Statistics. For survival analysis using TCGA database, the log-rank test was used to determine the association between mRNA expression and overall survival. The Kaplan-Meier method was used to generate survival curves. Data are presented as mean ± SD or mean ± SEM, and all in vitro experiments were replicated 3 times (except as noted in the figure legends). Differences between groups were analyzed using a 1-way ANOVA test or an unpaired 2-tailed t test. Bonferroni’s correction was applied to correct for multiple comparisons. P < 0.05 was considered statistically significant.

Study approval. Patient studies were performed under protocol LAB03-0687, approved by the MD Anderson Institutional review board. The written informed consent from each patient was received.

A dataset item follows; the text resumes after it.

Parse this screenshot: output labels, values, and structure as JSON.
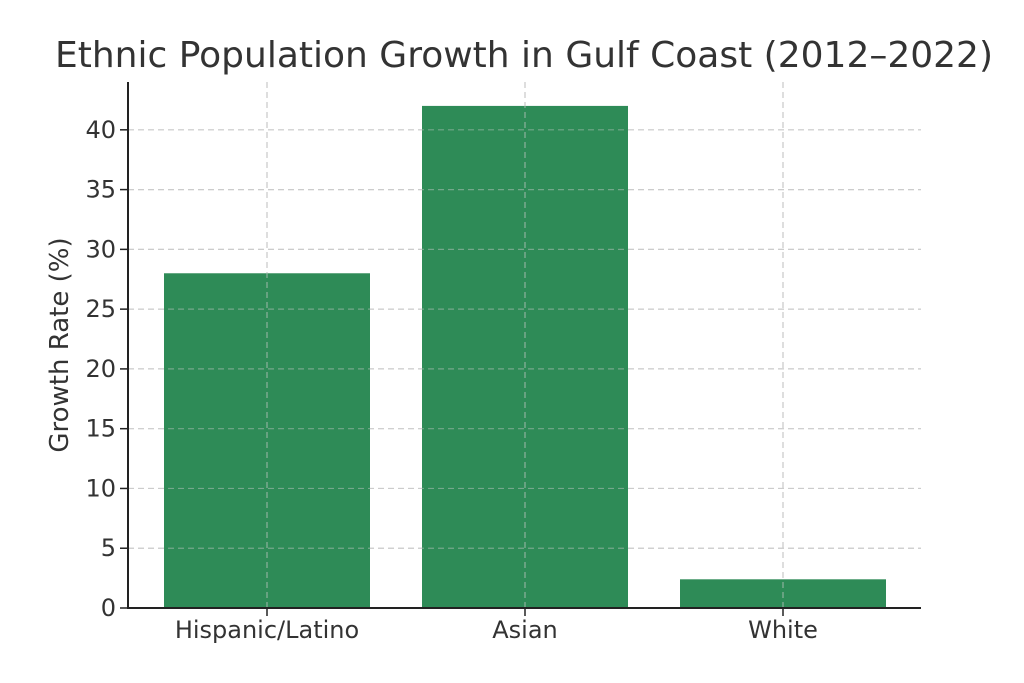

The mice used in this study were maintained according to the NIH Guide for the Care and Use of Laboratory Animals (National Academies Press, 2011); maintained in the MD Anderson Isolation Facility in accordance with Laboratory Animal Resources Commission standards; and handled and euthanized according to procedures (no. 08-06-11831) approved by the IACUC of the University of Texas MD Anderson Cancer Center.